"A estética da humilhação acabou: nasce o eleitor exigente"

A era do assistencialismo eleitoral está ruindo — o povo quer direitos garantidos, não favores distribuídos com holofotes.

Por Lisdeili Nobre

6/20/20252 min read

O Fim dos Pais dos Pobres

Por décadas, o Brasil se acostumou com uma figura peculiar no palco político: o famoso “Pai dos Pobres”. Prefeito, governador ou presidente, não importava. O figurino era sempre o mesmo: uma mistura de generosidade performática com salvador da pátria em época de eleição. Sua maior especialidade? Distribuir peixe na Semana Santa, colchão nas enchentes e abraços públicos ao lado de crianças descalças. De preferência com uma câmera por perto.

Essa política baseada em favores — e não em direitos — transformou a pobreza em cenário fixo da propaganda. Em vez de investir em creches, saneamento, escolas de tempo integral, drenagem e acesso ao crédito, preferia-se garantir o básico na base do “jeitinho”. Não raro, quem ousasse reclamar era acusado de ingrato. Afinal, “o prefeito ajudou tanto…”

Mas por que esse modelo resistiu por tanto tempo?

A resposta está nas rachaduras do próprio sistema. A falta de informação sobre direitos, a fragilidade das instituições de controle, o uso da máquina pública como extensão da vontade do gestor e o culto à figura do “homem forte” que resolve tudo com um telefonema, um caminhão-pipa ou uma assinatura no papel timbrado. Criou-se uma cultura onde o favor valia mais que a política pública. E onde a gratidão era moeda eleitoral.
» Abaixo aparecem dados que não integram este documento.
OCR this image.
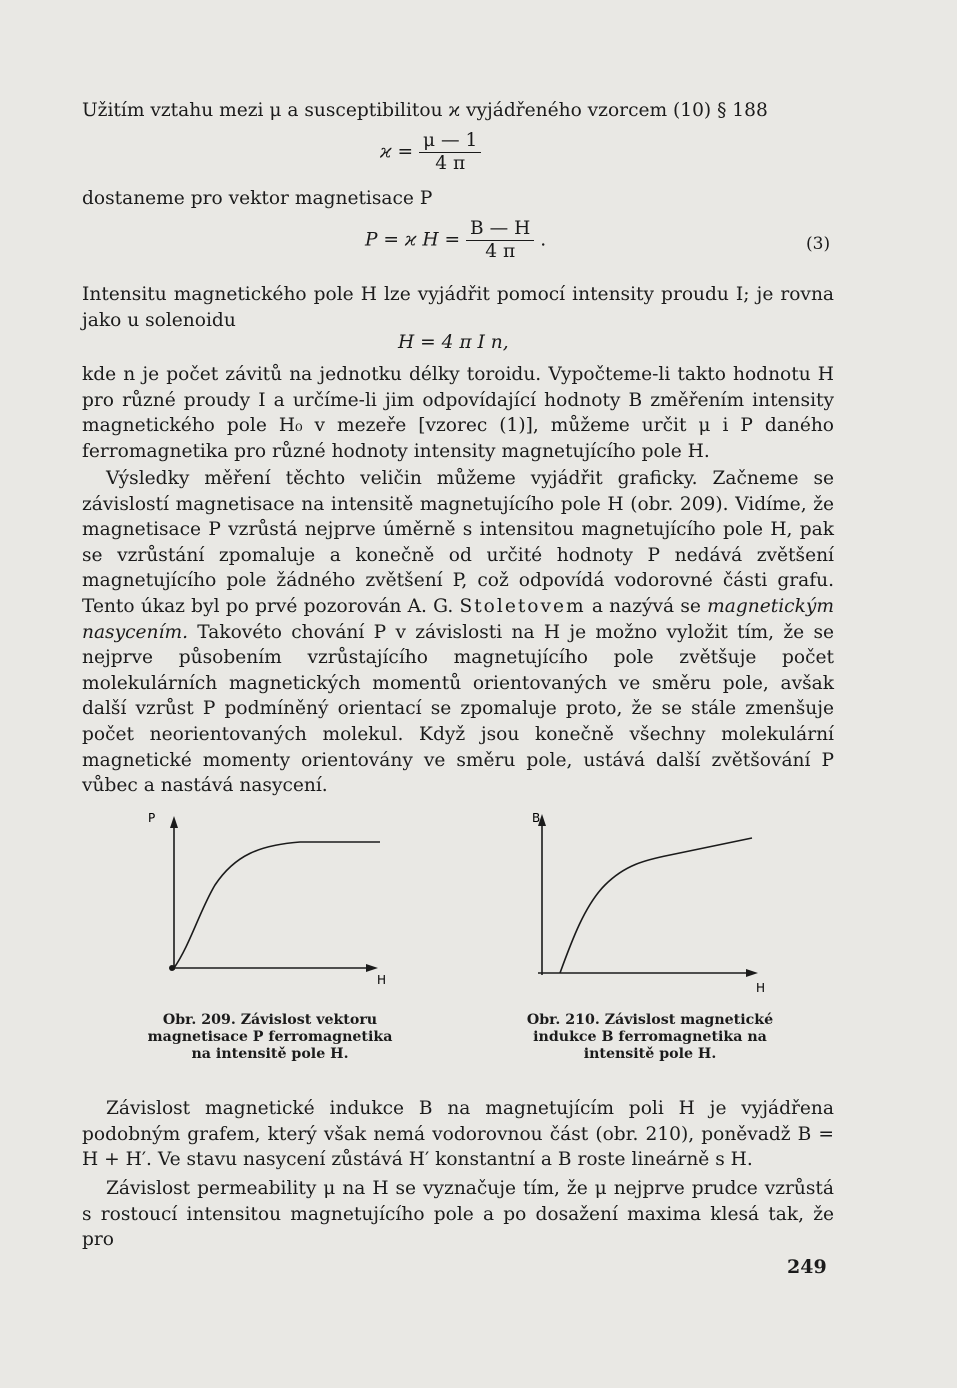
Užitím vztahu mezi μ a susceptibilitou ϰ vyjádřeného vzorcem (10) § 188

$ϰ = \frac{\mu — 1}{4 \pi}$

dostaneme pro vektor magnetisace P

P = ϰ $H = \frac{B — H}{4 \pi}$ .	(3)

Intensitu magnetického pole H lze vyjádřit pomocí intensity proudu I; je rovna jako u solenoidu

H = 4 π I n,

kde n je počet závitů na jednotku délky toroidu. Vypočteme-li takto hodnotu H pro různé proudy I a určíme-li jim odpovídající hodnoty B změřením intensity magnetického pole H₀ v mezeře [vzorec (1)], můžeme určit μ i P daného ferromagnetika pro různé hodnoty intensity magnetujícího pole H.

Výsledky měření těchto veličin můžeme vyjádřit graficky. Začneme se závislostí magnetisace na intensitě magnetujícího pole H (obr. 209). Vidíme, že magnetisace P vzrůstá nejprve úměrně s intensitou magnetujícího pole H, pak se vzrůstání zpomaluje a konečně od určité hodnoty P nedává zvětšení magnetujícího pole žádného zvětšení P, což odpovídá vodorovné části grafu. Tento úkaz byl po prvé pozorován A. G. Stoletovem a nazývá se magnetickým nasycením. Takovéto chování P v závislosti na H je možno vyložit tím, že se nejprve působením vzrůstajícího magnetujícího pole zvětšuje počet molekulárních magnetických momentů orientovaných ve směru pole, avšak další vzrůst P podmíněný orientací se zpomaluje proto, že se stále zmenšuje počet neorientovaných molekul. Když jsou konečně všechny molekulární magnetické momenty orientovány ve směru pole, ustává další zvětšování P vůbec a nastává nasycení.

P
H
Obr. 209. Závislost vektoru
magnetisace P ferromagnetika
na intensitě pole H.
B
H
Obr. 210. Závislost magnetické
indukce B ferromagnetika na
intensitě pole H.

Závislost magnetické indukce B na magnetujícím poli H je vyjádřena podobným grafem, který však nemá vodorovnou část (obr. 210), poněvadž B = H + H′. Ve stavu nasycení zůstává H′ konstantní a B roste lineárně s H.

Závislost permeability μ na H se vyznačuje tím, že μ nejprve prudce vzrůstá s rostoucí intensitou magnetujícího pole a po dosažení maxima klesá tak, že pro

249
Só que os tempos mudaram. E com eles, o povo também.

Com o avanço da internet, das redes sociais e da consciência de cidadania, muita gente passou a entender que não deve agradecimento a prefeito por ter água encanada ou rua asfaltada. Que isso não é bondade — é obrigação. Hoje, o eleitor quer saber quanto custou a obra, por que atrasou, quem foi contratado. A selfie da entrega virou protocolo. O que se exige agora é transparência.

Além disso, o favor não constrói futuro. Distribuir colchões em meio à lama só reforça a ideia de que o pobre deve se contentar com migalhas enquanto o problema estrutural continua lá, ano após ano. As novas gerações querem outra coisa: querem dignidade. Querem políticas duradouras que impeçam a tragédia de se repetir a cada chuva. Querem oportunidades, não caridade.

E mais: os empreendedores da periferia cansaram de pedir permissão. Mulheres que vendem de comida a moda, jovens que digitalizam negócios, famílias que criam renda com o que têm — essas pessoas querem acesso a crédito, infraestrutura urbana, capacitação e conexão com o mercado. Não querem o “jeitinho” para conseguir um espaço na feira. Querem uma política pública que funcione.

Até a foto mudou. Se antes aparecer com a cesta básica era motivo de orgulho, hoje é motivo de vergonha. Ninguém quer ser lembrado como o “agradecido do colchão molhado” ou o “da marmita da enchente”. A estética da humilhação perdeu espaço para a narrativa da indignação. E a palavra da vez é dignidade.

Sim, o tempo dos “pais dos pobres” está acabando. Porque os pobres cresceram, estudaram, empreenderam, se organizaram e agora exigem ser tratados como cidadãos. Não querem mais tapinha nas costas nem promessas vazias. Querem respeito, serviço público e futuro.

O ciclo do assistencialismo como moeda política está se esgotando. E quem insistir em posar de salvador vai perceber que o povo já não quer salvador nenhum — quer solução.